There is a bust of her near the Metro supermarket in the Annex.
She was an
alcoholic. George said he had a beer with her at the Free Times café. Dorothy
Livesay was there as well.
George wanted a
woman to read, “Poem Improvised Around A First Line”.
Of her poem,
“Nitroglycerine Tulips”, MacEwen was attracted to Mediterranean codes.
Her T. E. Lawrence
poems were dramatic monologues, narrative lyric sequences and a narrative lyric
suite.
George told us
that one of her poems tells the story of how Xaviera Hollander visited her
restaurant but mistook MacEwen for the coat check person. George enlisted me to
explain to everyone who Xaviera Hollander was and that she had written a famous
book called “The Happy Hooker”.
MacEwen makes
myths out of everyday events. Mario Manzini is a real person, but she makes a
myth of him. Six line stanzas make a poem ballad-like.

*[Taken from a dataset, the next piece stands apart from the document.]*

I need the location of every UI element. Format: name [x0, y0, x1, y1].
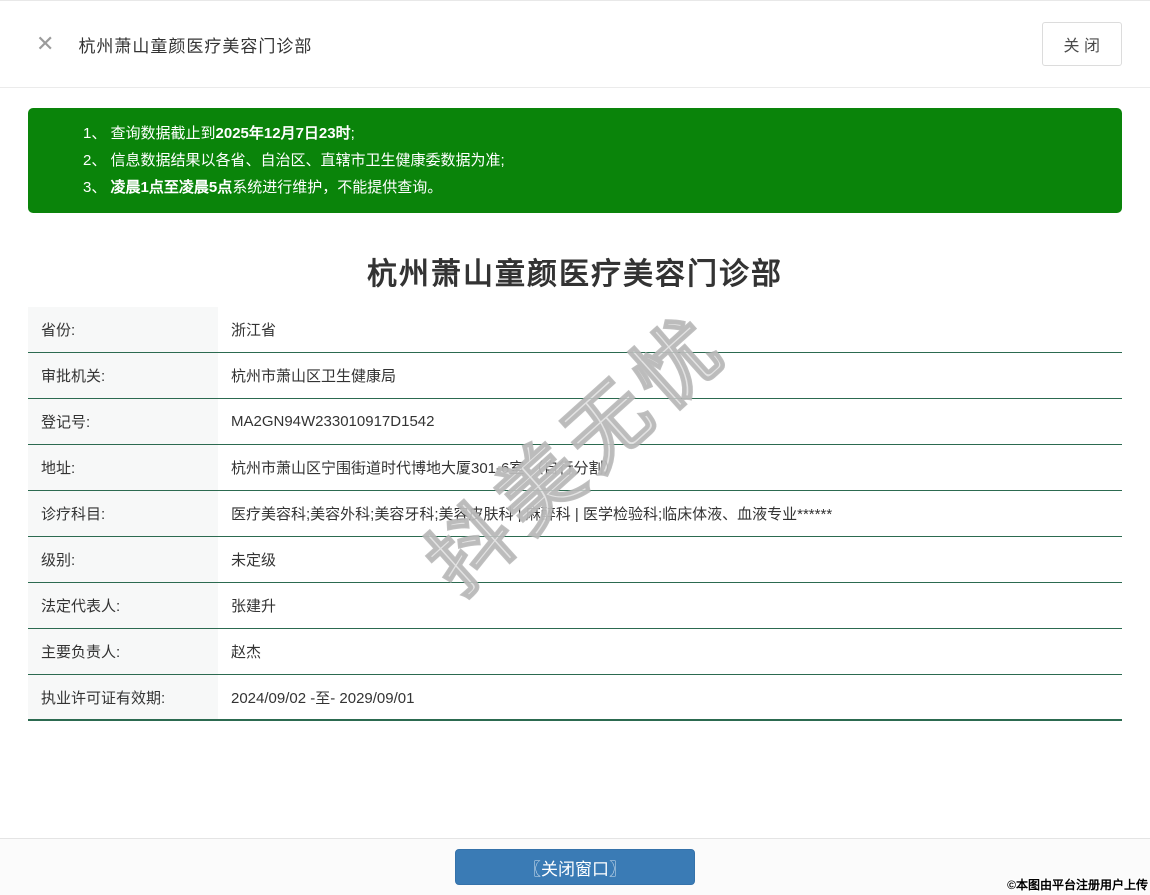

Pound says a poet should
find luminous details to illuminate the text.
Of her poem,
“Water”, George said it is not in the anthology, but he advised us to look for
it.
Lawrence of Arabia
was an influence on Ondaatje’s “The English Patient”.
Our next poet was
John Newlove, who was from the Projective Verse school of poetry. He was also
an alcoholic.
Of his poem, “Ride off any horizon”, it is
projective, so the meter is decided by the breathing. The poem contains very
few Latin based words. I observed that each segment deals with a different
historical horizon of the prairies. History unfurls in a light, almost gentle
manner. The prairies’ endless cyclic oppressions.